The collaboration and exchange between students from these campuses proved to be a central aspect of the experience, allowing students to develop their ideas and perspectives communally while working with multiple cultural and political backgrounds. As Sciences Po student Léa Fournier noted, “The groups we worked in were constituted by one student from each university, therefore we all had very different backgrounds; some of us were more familiar with economics while others were more comfortable with international relations.” This intermingling of specialties and universities allowed her to bring together “new ideas inspired by different practices in our own countries and to combine them to bring a new approach to our project.”
Student Marco Gerbino was also won over by the international aspect of the course, alluding to the ways in which it has enriched his Showcase Assignment, saying that it was “of utmost importance” to his experience. For him, “the idea of bringing together various academic and professional communities from all over Europe to discuss a common theme is something that one does not have the chance to experience daily, especially at the undergraduate level.”
This unconventional format, designed to encourage young people to think about key European issues, uses pedagogic innovation to expose students to cross-cultural perspectives on both the local and international levels. Indeed, by combining Sciences Po’s Civic Learning Programme with the CIVICA Engage Track, students were able to learn about civic engagement on both a local and a larger-scale European level.
As Alexandra Ana puts it, “I believe critically engaging and reflecting transversely across issues, bottom-up and top-down, made students much more aware of the implications and entanglements of different levels of governance and the practical effects of decisions in the policy-making process. It enhanced their confidence in their capacity to act on issues of societal importance from individual and community level to European level, but also their sense of public engagement and responsibility.”
“An indelible mark on my student experience”

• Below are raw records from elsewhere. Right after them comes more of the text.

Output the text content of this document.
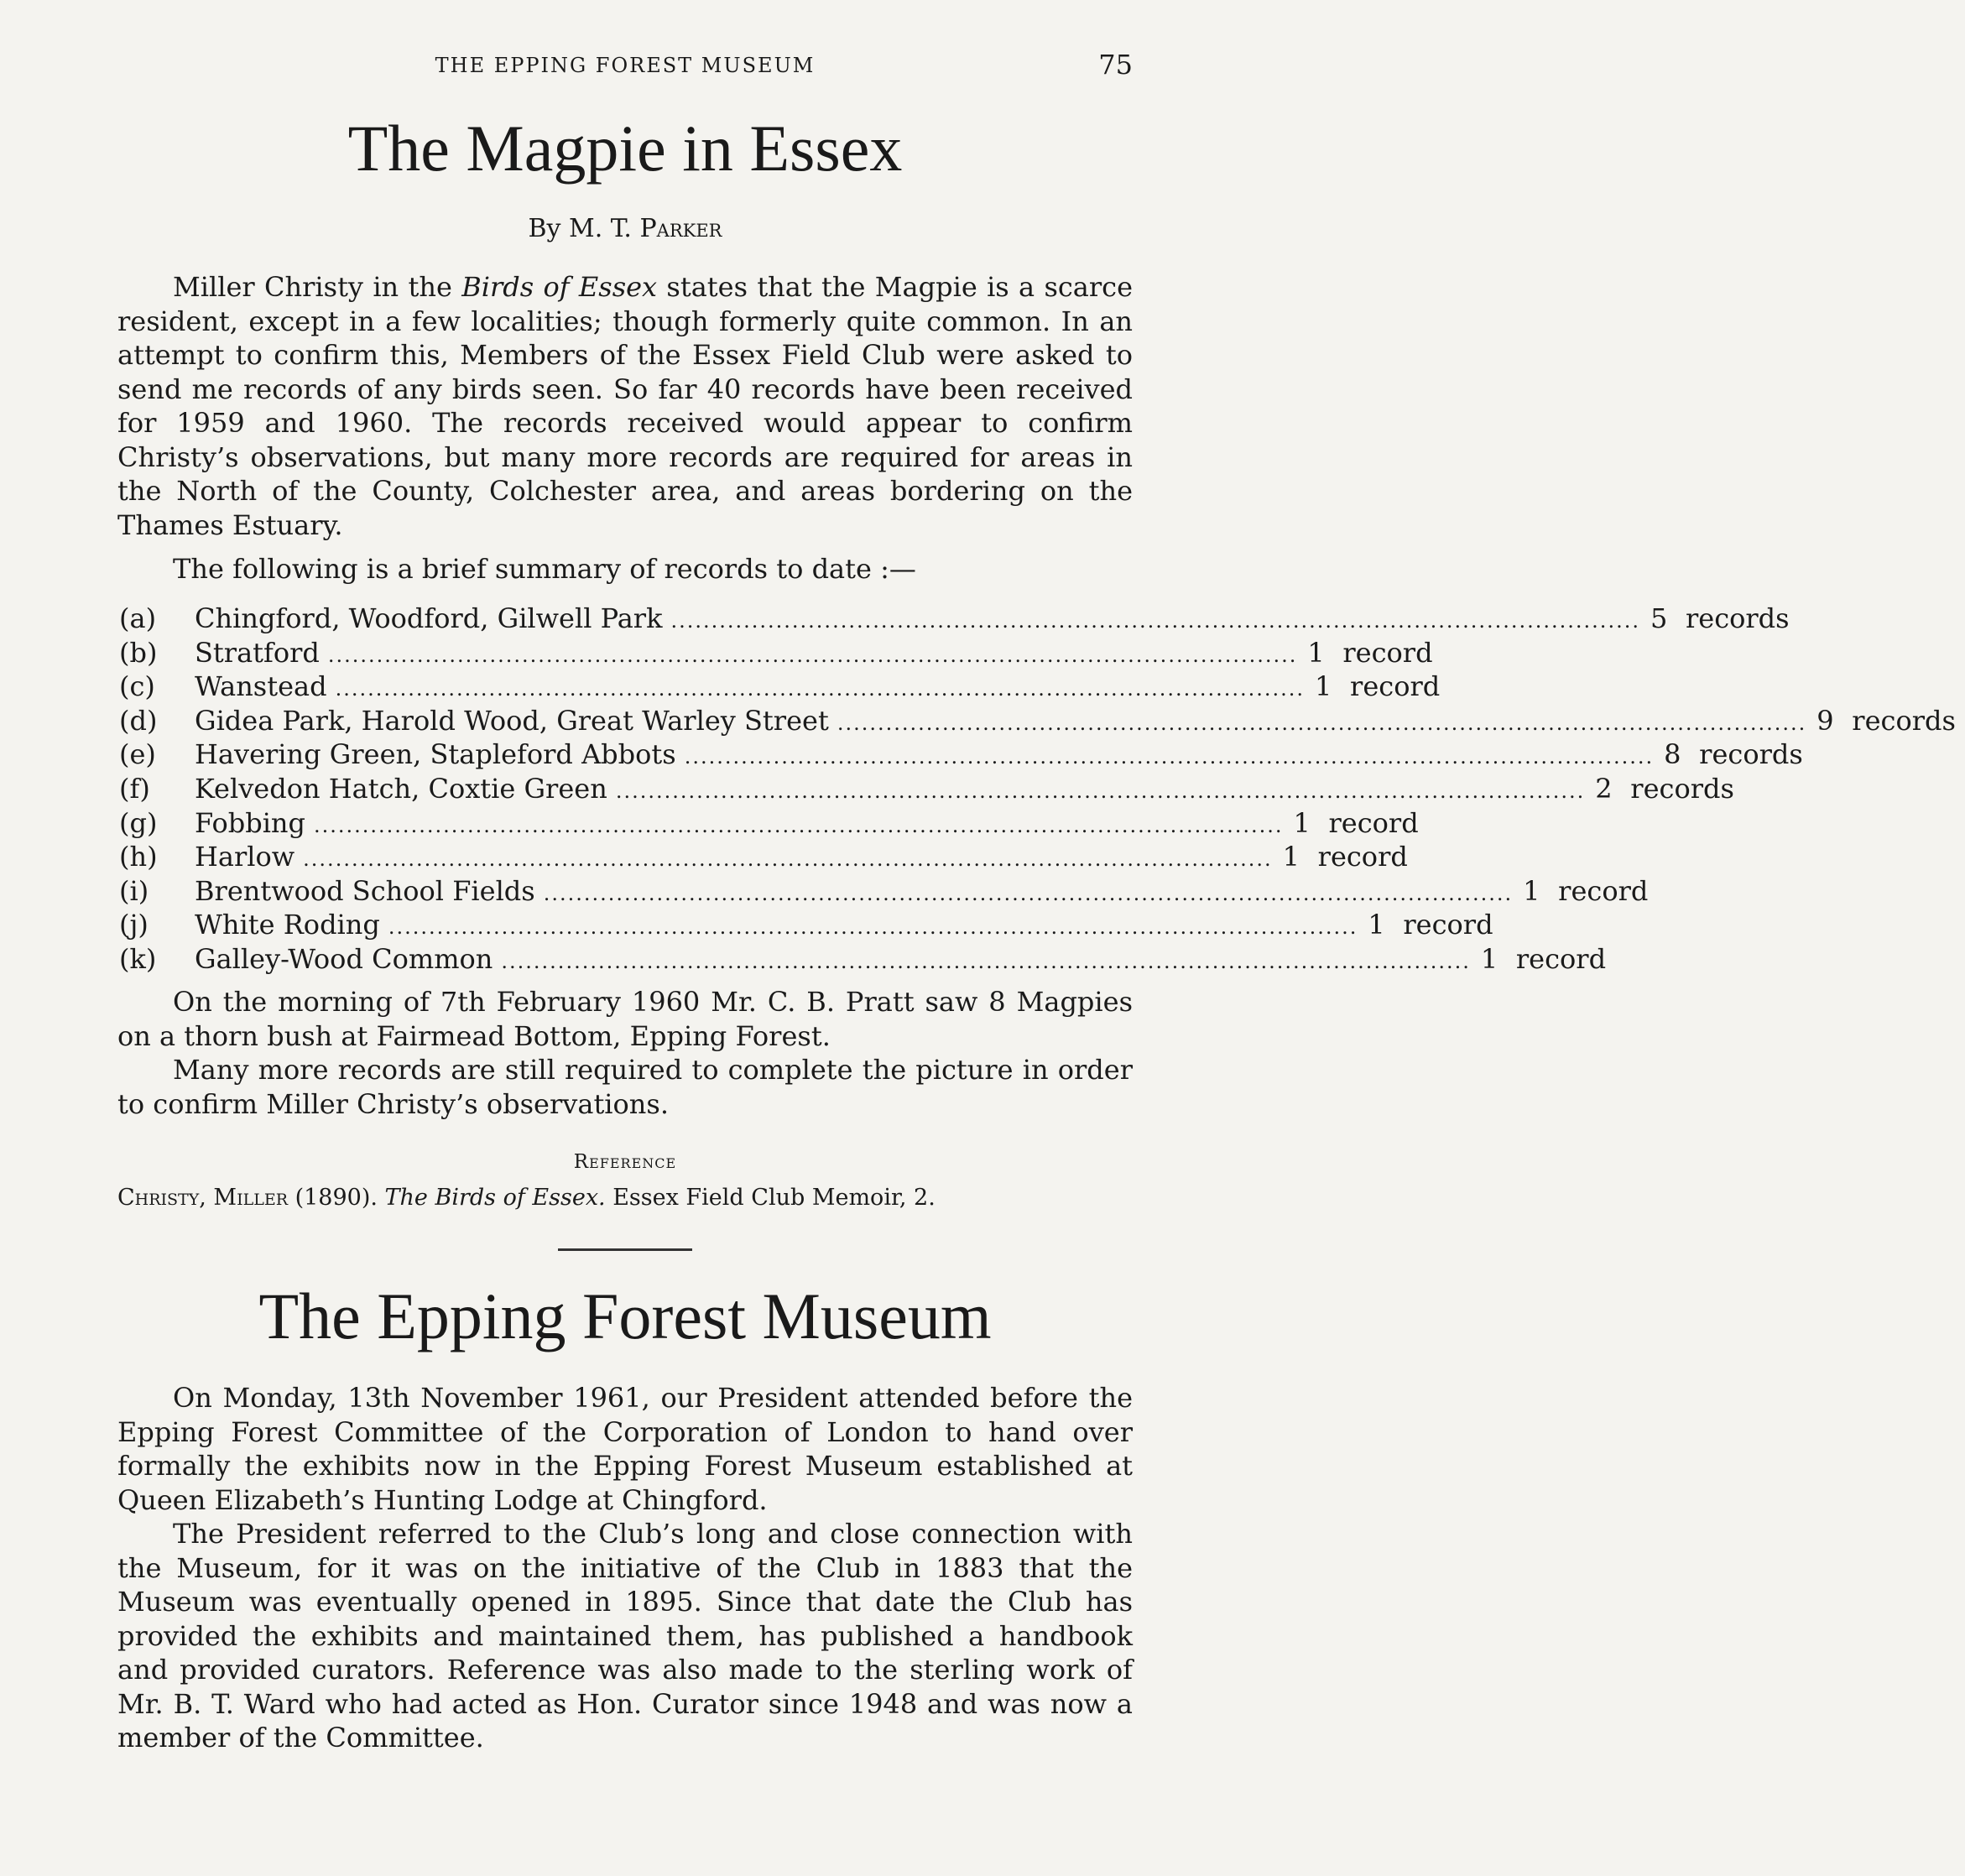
THE EPPING FOREST MUSEUM	75
The Magpie in Essex
By M. T. Parker

Miller Christy in the Birds of Essex states that the Magpie is a scarce resident, except in a few localities; though formerly quite common. In an attempt to confirm this, Members of the Essex Field Club were asked to send me records of any birds seen. So far 40 records have been received for 1959 and 1960. The records received would appear to confirm Christy’s observations, but many more records are required for areas in the North of the County, Colchester area, and areas bordering on the Thames Estuary.

The following is a brief summary of records to date :—
(a)	Chingford, Woodford, Gilwell Park ........................................................................................................................ 5 records
(b)	Stratford ........................................................................................................................ 1 record
(c)	Wanstead ........................................................................................................................ 1 record
(d)	Gidea Park, Harold Wood, Great Warley Street ........................................................................................................................ 9 records
(e)	Havering Green, Stapleford Abbots ........................................................................................................................ 8 records
(f)	Kelvedon Hatch, Coxtie Green ........................................................................................................................ 2 records
(g)	Fobbing ........................................................................................................................ 1 record
(h)	Harlow ........................................................................................................................ 1 record
(i)	Brentwood School Fields ........................................................................................................................ 1 record
(j)	White Roding ........................................................................................................................ 1 record
(k)	Galley-Wood Common ........................................................................................................................ 1 record

On the morning of 7th February 1960 Mr. C. B. Pratt saw 8 Magpies on a thorn bush at Fairmead Bottom, Epping Forest.

Many more records are still required to complete the picture in order to confirm Miller Christy’s observations.

Reference
Christy, Miller (1890). The Birds of Essex. Essex Field Club Memoir, 2.
The Epping Forest Museum

On Monday, 13th November 1961, our President attended before the Epping Forest Committee of the Corporation of London to hand over formally the exhibits now in the Epping Forest Museum established at Queen Elizabeth’s Hunting Lodge at Chingford.

The President referred to the Club’s long and close connection with the Museum, for it was on the initiative of the Club in 1883 that the Museum was eventually opened in 1895. Since that date the Club has provided the exhibits and maintained them, has published a handbook and provided curators. Reference was also made to the sterling work of Mr. B. T. Ward who had acted as Hon. Curator since 1948 and was now a member of the Committee.
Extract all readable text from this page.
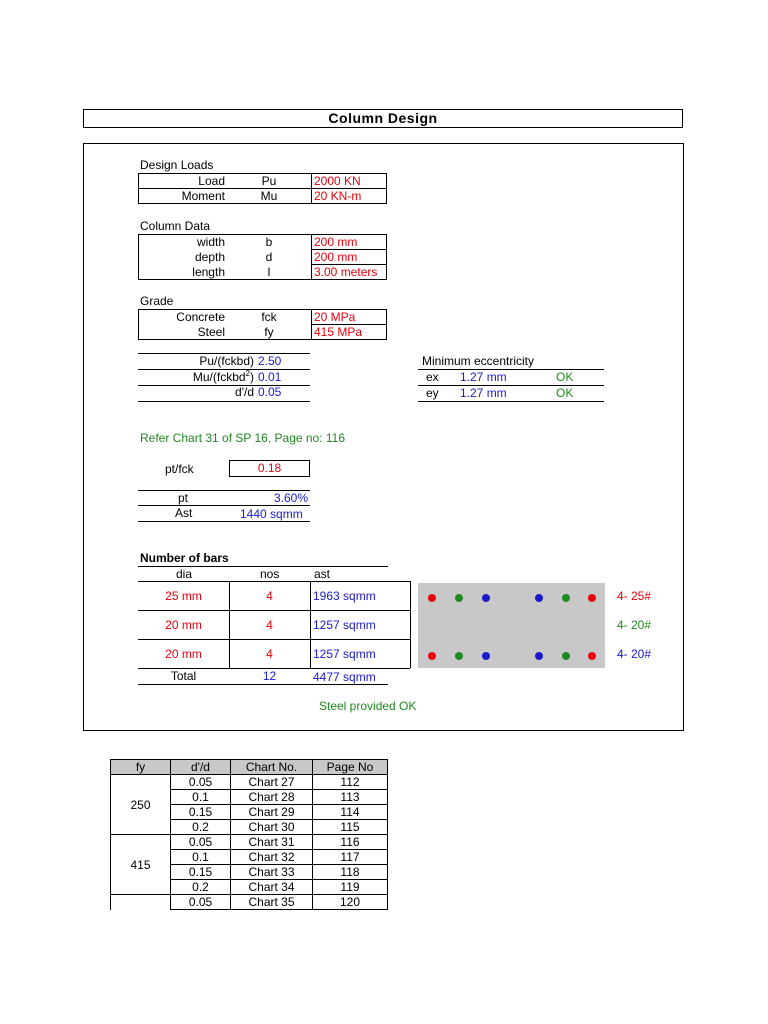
Column Design
Design Loads
Load	Pu	2000 KN
Moment	Mu	20 KN-m
Column Data
width	b	200 mm
depth	d	200 mm
length	l	3.00 meters
Grade
Concrete	fck	20 MPa
Steel	fy	415 MPa
Pu/(fckbd) 2.50
Mu/(fckbd$^2$) 0.01
d'/d 0.05
Minimum eccentricity
ex 1.27 mm	OK
ey 1.27 mm	OK
Refer Chart 31 of SP 16, Page no: 116
pt/fck	0.18
pt	3.60%
Ast	1440 sqmm
Number of bars
dia	nos	ast
25 mm	4	1963 sqmm
20 mm	4	1257 sqmm
20 mm	4	1257 sqmm
Total	12	4477 sqmm
4- 25#
4- 20#
4- 20#
Steel provided OK
fy	d'/d	Chart No.	Page No
250	0.05	Chart 27	112
	0.1	Chart 28	113
	0.15	Chart 29	114
	0.2	Chart 30	115
415	0.05	Chart 31	116
	0.1	Chart 32	117
	0.15	Chart 33	118
	0.2	Chart 34	119
	0.05	Chart 35	120
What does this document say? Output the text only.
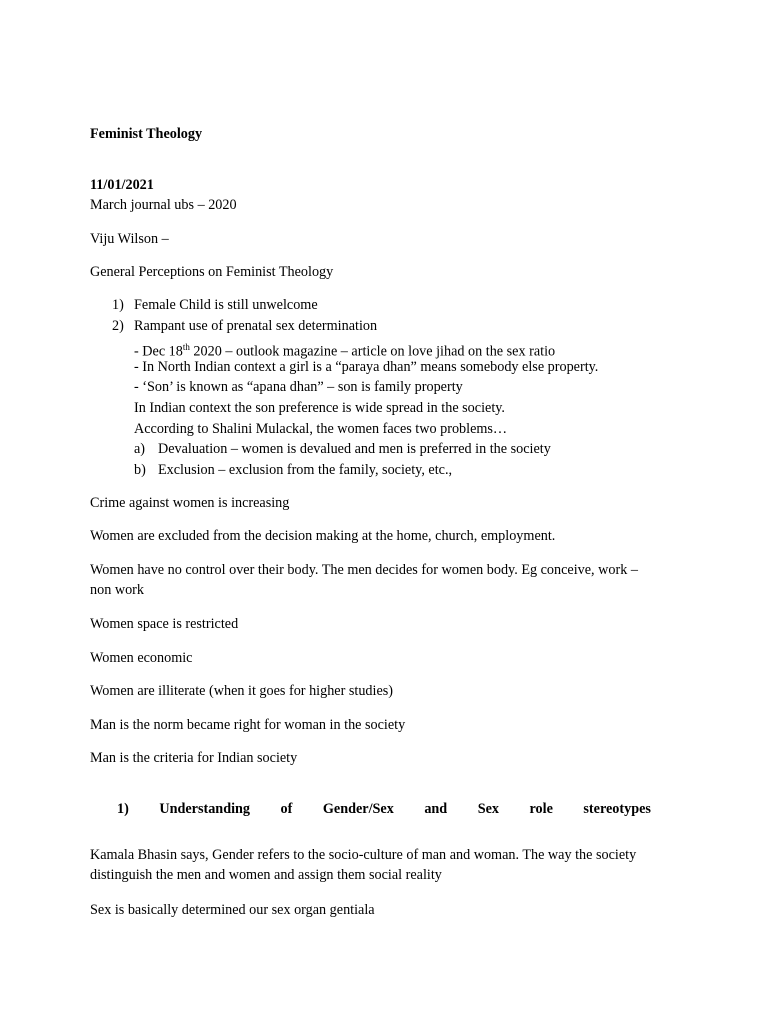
Feminist Theology
11/01/2021
March journal ubs – 2020
Viju Wilson –
General Perceptions on Feminist Theology
1) Female Child is still unwelcome
2) Rampant use of prenatal sex determination
- Dec 18th 2020 – outlook magazine – article on love jihad on the sex ratio
- In North Indian context a girl is a “paraya dhan” means somebody else property.
- ‘Son’ is known as “apana dhan” – son is family property
In Indian context the son preference is wide spread in the society.
According to Shalini Mulackal, the women faces two problems…
a) Devaluation – women is devalued and men is preferred in the society
b) Exclusion – exclusion from the family, society, etc.,
Crime against women is increasing
Women are excluded from the decision making at the home, church, employment.
Women have no control over their body. The men decides for women body. Eg conceive, work –
non work
Women space is restricted
Women economic
Women are illiterate (when it goes for higher studies)
Man is the norm became right for woman in the society
Man is the criteria for Indian society
1) Understanding of Gender/Sex and Sex role stereotypes
Kamala Bhasin says, Gender refers to the socio-culture of man and woman. The way the society
distinguish the men and women and assign them social reality
Sex is basically determined our sex organ gentiala
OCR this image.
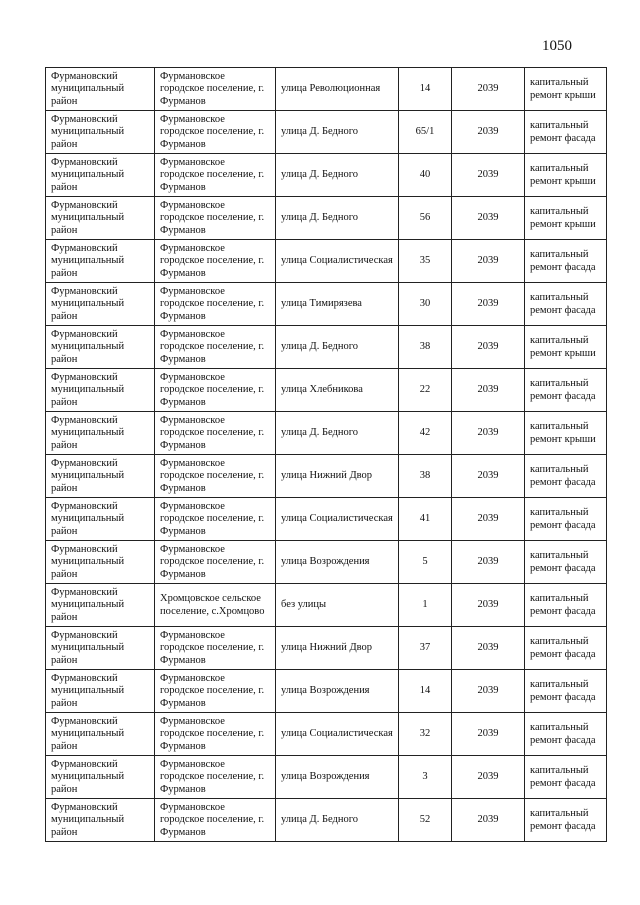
1050
Фурмановский муниципальный район	Фурмановское городское поселение, г. Фурманов	улица Революционная	14	2039	капитальный ремонт крыши
Фурмановский муниципальный район	Фурмановское городское поселение, г. Фурманов	улица Д. Бедного	65/1	2039	капитальный ремонт фасада
Фурмановский муниципальный район	Фурмановское городское поселение, г. Фурманов	улица Д. Бедного	40	2039	капитальный ремонт крыши
Фурмановский муниципальный район	Фурмановское городское поселение, г. Фурманов	улица Д. Бедного	56	2039	капитальный ремонт крыши
Фурмановский муниципальный район	Фурмановское городское поселение, г. Фурманов	улица Социалистическая	35	2039	капитальный ремонт фасада
Фурмановский муниципальный район	Фурмановское городское поселение, г. Фурманов	улица Тимирязева	30	2039	капитальный ремонт фасада
Фурмановский муниципальный район	Фурмановское городское поселение, г. Фурманов	улица Д. Бедного	38	2039	капитальный ремонт крыши
Фурмановский муниципальный район	Фурмановское городское поселение, г. Фурманов	улица Хлебникова	22	2039	капитальный ремонт фасада
Фурмановский муниципальный район	Фурмановское городское поселение, г. Фурманов	улица Д. Бедного	42	2039	капитальный ремонт крыши
Фурмановский муниципальный район	Фурмановское городское поселение, г. Фурманов	улица Нижний Двор	38	2039	капитальный ремонт фасада
Фурмановский муниципальный район	Фурмановское городское поселение, г. Фурманов	улица Социалистическая	41	2039	капитальный ремонт фасада
Фурмановский муниципальный район	Фурмановское городское поселение, г. Фурманов	улица Возрождения	5	2039	капитальный ремонт фасада
Фурмановский муниципальный район	Хромцовское сельское поселение, с.Хромцово	без улицы	1	2039	капитальный ремонт фасада
Фурмановский муниципальный район	Фурмановское городское поселение, г. Фурманов	улица Нижний Двор	37	2039	капитальный ремонт фасада
Фурмановский муниципальный район	Фурмановское городское поселение, г. Фурманов	улица Возрождения	14	2039	капитальный ремонт фасада
Фурмановский муниципальный район	Фурмановское городское поселение, г. Фурманов	улица Социалистическая	32	2039	капитальный ремонт фасада
Фурмановский муниципальный район	Фурмановское городское поселение, г. Фурманов	улица Возрождения	3	2039	капитальный ремонт фасада
Фурмановский муниципальный район	Фурмановское городское поселение, г. Фурманов	улица Д. Бедного	52	2039	капитальный ремонт фасада
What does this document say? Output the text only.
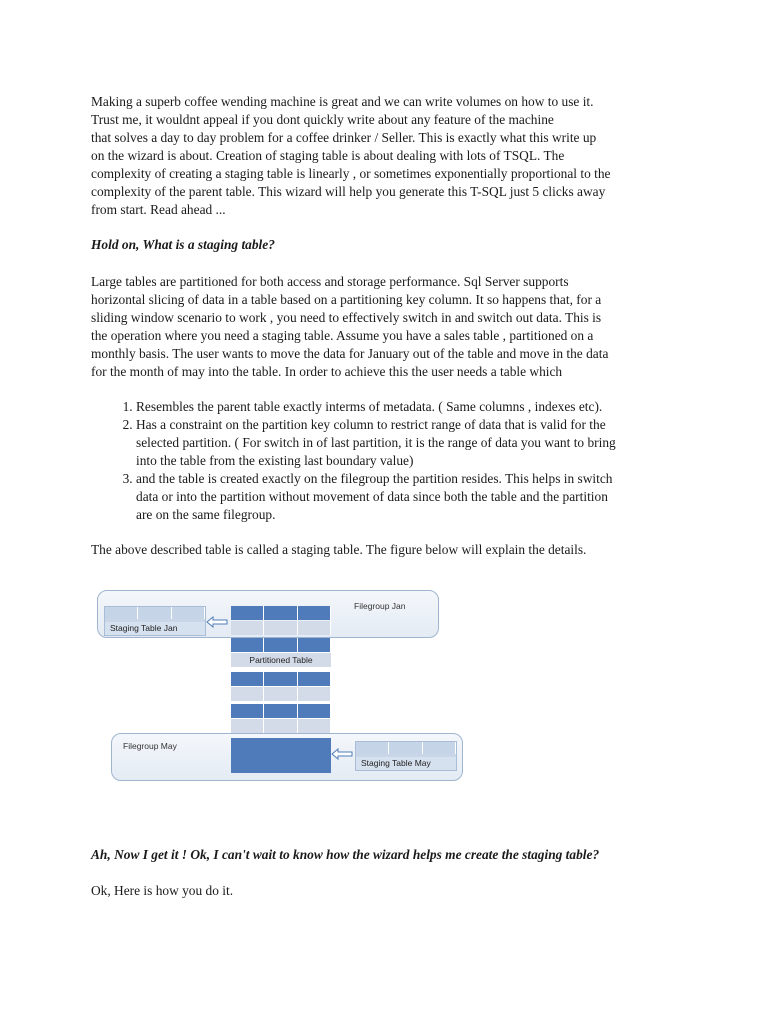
Making a superb coffee wending machine is great and we can write volumes on how to use it.
Trust me, it wouldnt appeal if you dont quickly write about any feature of the machine
that solves a day to day problem for a coffee drinker / Seller. This is exactly what this write up
on the wizard is about. Creation of staging table is about dealing with lots of TSQL. The
complexity of creating a staging table is linearly , or sometimes exponentially proportional to the
complexity of the parent table. This wizard will help you generate this T-SQL just 5 clicks away
from start. Read ahead ...

Hold on, What is a staging table?

Large tables are partitioned for both access and storage performance. Sql Server supports
horizontal slicing of data in a table based on a partitioning key column. It so happens that, for a
sliding window scenario to work , you need to effectively switch in and switch out data. This is
the operation where you need a staging table. Assume you have a sales table , partitioned on a
monthly basis. The user wants to move the data for January out of the table and move in the data
for the month of may into the table. In order to achieve this the user needs a table which

1. Resembles the parent table exactly interms of metadata. ( Same columns , indexes etc).
2. Has a constraint on the partition key column to restrict range of data that is valid for the
selected partition. ( For switch in of last partition, it is the range of data you want to bring
into the table from the existing last boundary value)
3. and the table is created exactly on the filegroup the partition resides. This helps in switch
data or into the partition without movement of data since both the table and the partition
are on the same filegroup.

The above described table is called a staging table. The figure below will explain the details.

Filegroup Jan
Staging Table Jan
Partitioned Table
Filegroup May
Staging Table May

Ah, Now I get it ! Ok, I can't wait to know how the wizard helps me create the staging table?

Ok, Here is how you do it.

What, then, were the takeaways for students from this project? In the words of Marco Gerbino, the course has left “an indelible mark” on his student experience. Indeed, the Engage course, coupled with the European Week and culminating in the Showcase Assignment, goes beyond the confines of a standard university course, allowing for exchange in multiple contexts and between universities and cultures.
As for Sciences Po student Guillaume Marder, he took his experiences of the CIVICA European Week and Sciences Po’s Engage course’s Showcase Assignment to the next level. Since he and a fellow SSE student had enjoyed working together at the European Week, they, as he notes, “decided to stay in touch and started pursuing our own CIVICA student initiative, which aims to analyse the European Monetary Union by using the framework of Optimal Currency Area theory.” For Guillaume, “such a project would have never been possible without the Engage course and CIVICA’s continued support.”
Innovation leads to innovation, passion is contagious, and this collaboration between Sciences Po’s Guillaume Marder and SSE’s Rasmus Salén serves as an example of what can be accomplished when we remain open to new ideas and experiences. Indeed, unconventional pedagogical formats and the inter-European exploration of ideas ultimately plant the seeds for new projects beyond borders, begging the question: what new, innovative ideas are waiting just around the corner to be discovered?